Driving at night for the first time, or under any different conditions for that matter, can be a little confronting.

Night driving requires more concentration. Changing light conditions can cause impairment of vision and depth perception.

Common sense says follow the same road rules as during the day. But there are some extra things you can do to prepare yourself for your first night drive.

Before you hit the road

  • Check all your lights are working and clean.
  • Clean your windows.
  • Check for any unknowns such as steep hills or sharp corners (esp. if you are driving somewhere new).
  • Reconsider your need to drive.
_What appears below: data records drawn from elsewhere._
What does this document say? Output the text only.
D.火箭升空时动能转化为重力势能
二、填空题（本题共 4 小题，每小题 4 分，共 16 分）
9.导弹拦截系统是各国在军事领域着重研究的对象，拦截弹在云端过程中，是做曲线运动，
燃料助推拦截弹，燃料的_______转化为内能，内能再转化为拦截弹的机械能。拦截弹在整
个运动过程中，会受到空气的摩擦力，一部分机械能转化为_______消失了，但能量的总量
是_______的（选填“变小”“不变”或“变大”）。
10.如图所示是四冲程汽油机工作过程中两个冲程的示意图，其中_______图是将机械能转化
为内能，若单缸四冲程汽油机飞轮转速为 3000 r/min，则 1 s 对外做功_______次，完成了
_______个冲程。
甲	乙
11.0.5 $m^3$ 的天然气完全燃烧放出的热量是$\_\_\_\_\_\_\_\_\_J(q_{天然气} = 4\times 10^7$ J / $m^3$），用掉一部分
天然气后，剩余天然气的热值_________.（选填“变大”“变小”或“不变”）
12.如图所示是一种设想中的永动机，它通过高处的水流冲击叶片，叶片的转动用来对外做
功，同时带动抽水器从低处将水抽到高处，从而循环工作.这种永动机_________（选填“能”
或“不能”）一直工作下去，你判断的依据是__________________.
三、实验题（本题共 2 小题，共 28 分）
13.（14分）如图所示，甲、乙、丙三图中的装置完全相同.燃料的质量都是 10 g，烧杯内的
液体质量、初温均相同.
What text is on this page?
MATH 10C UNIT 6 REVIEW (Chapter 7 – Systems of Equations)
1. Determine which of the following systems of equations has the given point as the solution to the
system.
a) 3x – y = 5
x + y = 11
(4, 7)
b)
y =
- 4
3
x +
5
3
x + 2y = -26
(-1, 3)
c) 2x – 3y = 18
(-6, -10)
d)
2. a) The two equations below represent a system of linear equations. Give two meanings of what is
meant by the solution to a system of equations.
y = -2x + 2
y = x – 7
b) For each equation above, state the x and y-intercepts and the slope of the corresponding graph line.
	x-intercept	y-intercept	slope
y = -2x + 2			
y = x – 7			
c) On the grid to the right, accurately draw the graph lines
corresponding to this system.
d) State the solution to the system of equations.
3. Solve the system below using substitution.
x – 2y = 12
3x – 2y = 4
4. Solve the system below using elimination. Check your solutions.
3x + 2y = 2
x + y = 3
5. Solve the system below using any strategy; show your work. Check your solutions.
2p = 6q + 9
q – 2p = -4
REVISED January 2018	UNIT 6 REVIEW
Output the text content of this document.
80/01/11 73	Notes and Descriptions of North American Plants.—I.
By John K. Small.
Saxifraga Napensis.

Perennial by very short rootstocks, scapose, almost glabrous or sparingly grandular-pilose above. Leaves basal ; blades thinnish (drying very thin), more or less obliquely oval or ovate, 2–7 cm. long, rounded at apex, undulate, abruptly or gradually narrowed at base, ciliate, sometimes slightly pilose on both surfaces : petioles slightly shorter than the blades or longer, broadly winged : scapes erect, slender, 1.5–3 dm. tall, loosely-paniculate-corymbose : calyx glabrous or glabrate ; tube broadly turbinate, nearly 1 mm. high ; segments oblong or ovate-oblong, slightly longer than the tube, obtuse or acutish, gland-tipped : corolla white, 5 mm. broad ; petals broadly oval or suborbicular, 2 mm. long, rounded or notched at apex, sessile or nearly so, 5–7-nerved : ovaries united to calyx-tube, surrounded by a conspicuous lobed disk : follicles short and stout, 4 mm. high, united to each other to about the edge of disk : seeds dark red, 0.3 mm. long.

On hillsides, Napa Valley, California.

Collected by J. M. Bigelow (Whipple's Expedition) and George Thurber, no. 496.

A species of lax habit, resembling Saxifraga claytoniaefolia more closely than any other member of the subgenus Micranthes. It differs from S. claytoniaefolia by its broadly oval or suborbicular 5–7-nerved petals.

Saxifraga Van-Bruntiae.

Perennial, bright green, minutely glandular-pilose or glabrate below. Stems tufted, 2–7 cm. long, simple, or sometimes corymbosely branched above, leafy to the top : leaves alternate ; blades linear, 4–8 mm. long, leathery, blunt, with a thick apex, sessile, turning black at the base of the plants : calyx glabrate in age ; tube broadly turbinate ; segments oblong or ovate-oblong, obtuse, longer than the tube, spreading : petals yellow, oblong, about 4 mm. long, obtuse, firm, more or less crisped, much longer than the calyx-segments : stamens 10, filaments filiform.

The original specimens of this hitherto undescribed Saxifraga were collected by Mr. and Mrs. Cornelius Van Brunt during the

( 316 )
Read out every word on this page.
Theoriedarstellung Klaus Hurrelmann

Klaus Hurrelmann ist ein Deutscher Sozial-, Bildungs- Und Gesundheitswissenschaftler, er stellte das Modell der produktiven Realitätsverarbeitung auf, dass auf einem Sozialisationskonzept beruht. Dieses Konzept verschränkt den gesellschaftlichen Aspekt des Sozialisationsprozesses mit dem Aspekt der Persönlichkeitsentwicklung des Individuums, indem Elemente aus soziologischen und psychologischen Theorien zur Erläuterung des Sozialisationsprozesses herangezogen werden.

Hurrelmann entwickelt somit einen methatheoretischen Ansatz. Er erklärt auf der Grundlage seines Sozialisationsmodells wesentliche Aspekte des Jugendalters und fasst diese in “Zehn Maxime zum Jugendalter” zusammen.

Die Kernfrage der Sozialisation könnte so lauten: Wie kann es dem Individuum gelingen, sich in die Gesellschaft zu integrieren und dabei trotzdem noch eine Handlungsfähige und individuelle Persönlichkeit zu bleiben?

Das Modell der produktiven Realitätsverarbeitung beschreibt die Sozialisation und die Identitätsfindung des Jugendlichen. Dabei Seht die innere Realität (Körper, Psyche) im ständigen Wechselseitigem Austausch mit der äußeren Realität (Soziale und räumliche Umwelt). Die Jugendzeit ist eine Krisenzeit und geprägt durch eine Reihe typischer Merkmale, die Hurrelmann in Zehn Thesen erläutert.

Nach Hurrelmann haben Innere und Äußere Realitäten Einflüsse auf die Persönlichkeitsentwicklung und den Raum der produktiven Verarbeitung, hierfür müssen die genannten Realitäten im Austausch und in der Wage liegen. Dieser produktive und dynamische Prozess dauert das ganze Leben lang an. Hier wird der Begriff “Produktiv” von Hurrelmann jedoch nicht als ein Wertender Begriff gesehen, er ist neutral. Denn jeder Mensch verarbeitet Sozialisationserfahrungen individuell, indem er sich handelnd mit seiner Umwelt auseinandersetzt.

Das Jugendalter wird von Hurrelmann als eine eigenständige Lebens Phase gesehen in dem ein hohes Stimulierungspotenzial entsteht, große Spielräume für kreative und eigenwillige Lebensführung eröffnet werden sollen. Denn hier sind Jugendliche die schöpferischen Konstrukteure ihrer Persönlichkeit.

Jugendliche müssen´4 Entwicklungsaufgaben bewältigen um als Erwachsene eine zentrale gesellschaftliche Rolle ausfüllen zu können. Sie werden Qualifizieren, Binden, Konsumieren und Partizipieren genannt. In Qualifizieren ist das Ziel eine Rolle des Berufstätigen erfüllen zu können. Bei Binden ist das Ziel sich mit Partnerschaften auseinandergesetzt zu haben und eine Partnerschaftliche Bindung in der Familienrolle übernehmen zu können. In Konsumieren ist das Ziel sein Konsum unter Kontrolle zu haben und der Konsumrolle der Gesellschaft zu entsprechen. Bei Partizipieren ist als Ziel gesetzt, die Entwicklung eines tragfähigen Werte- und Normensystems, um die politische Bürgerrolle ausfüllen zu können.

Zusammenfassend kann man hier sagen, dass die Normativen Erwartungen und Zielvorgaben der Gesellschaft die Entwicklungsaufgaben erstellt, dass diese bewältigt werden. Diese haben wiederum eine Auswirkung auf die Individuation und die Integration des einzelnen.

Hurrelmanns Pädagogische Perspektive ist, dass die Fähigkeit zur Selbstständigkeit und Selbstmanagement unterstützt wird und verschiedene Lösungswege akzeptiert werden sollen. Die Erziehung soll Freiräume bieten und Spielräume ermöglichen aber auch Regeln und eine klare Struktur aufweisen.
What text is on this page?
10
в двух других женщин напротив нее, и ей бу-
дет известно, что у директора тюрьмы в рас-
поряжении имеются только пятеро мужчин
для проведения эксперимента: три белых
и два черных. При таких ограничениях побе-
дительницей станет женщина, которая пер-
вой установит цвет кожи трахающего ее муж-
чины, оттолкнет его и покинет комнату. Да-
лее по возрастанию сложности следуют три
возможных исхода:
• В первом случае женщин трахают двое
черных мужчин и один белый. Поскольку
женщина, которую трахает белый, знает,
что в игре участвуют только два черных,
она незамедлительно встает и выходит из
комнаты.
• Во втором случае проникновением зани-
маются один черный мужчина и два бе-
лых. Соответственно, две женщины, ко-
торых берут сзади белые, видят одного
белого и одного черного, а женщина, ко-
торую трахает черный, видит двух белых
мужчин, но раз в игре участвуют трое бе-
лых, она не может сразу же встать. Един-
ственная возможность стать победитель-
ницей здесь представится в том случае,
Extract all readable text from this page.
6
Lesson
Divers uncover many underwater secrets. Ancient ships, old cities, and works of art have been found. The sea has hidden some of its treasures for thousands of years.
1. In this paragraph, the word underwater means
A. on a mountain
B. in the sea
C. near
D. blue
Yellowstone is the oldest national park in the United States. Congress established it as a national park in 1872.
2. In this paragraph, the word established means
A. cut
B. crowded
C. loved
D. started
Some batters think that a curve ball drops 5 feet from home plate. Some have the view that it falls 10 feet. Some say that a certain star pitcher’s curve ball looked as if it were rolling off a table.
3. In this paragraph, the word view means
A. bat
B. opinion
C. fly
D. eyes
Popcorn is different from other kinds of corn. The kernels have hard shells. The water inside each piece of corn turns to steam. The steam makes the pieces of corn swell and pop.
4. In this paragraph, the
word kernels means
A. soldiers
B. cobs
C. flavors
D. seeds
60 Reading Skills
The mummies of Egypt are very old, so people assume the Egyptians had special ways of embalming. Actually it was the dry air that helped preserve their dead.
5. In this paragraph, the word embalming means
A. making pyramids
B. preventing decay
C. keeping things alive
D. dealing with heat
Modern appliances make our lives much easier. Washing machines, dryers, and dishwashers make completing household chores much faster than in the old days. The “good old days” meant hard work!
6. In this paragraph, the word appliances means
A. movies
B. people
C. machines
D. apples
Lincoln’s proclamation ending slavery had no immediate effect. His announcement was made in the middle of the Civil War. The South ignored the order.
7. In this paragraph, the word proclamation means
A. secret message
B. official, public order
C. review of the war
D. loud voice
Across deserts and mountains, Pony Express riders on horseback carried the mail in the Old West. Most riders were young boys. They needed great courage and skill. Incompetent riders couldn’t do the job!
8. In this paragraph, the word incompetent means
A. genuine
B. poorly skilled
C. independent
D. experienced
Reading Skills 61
If you’ll be out late or there’s a chance you might drink – catch a taxi or public transport instead.
  • Check the position of your rear vision mirror. Adjust to avoid the headlights of other cars if possible.

On the road

  • Always keep to the left.
  • Always drive with your headlights on.
  • Make use of your high-beams. Take the time to understand how to use them correctly. For starters, don’t high-beam oncoming drivers.
  • Dip your lights for oncoming cars or when following other cars.
  • Keep your eyes moving and alert to what is happening around you. Try not to focus your vision on one point for too long.
  • Keep an eye out for pedestrians, cyclists and animals – they can be hard to see at night.
  • Avoid looking directly into oncoming headlights; they can blind your vision. If you can’t see properly, slow down or stop.
  • Limit distractions. Phones are obviously a no go, loud music or friends can also be a distraction.
  • Increase the distance between you and the car in front. This will give you more time to spot any hazards and react.
  • If you have a long night drive ahead, plan stops along the way.
  • If you feel tired at all, pull over and stop the car. Consider sleeping somewhere for the night, there are lots of great campgrounds around WA.

Driving at night does take more skill than during the day. There is no shame in choosing not to drive in conditions that make you uncomfortable, or nervous.

Alas, not all of us are cut out for that long haul night train (or parallel parking!)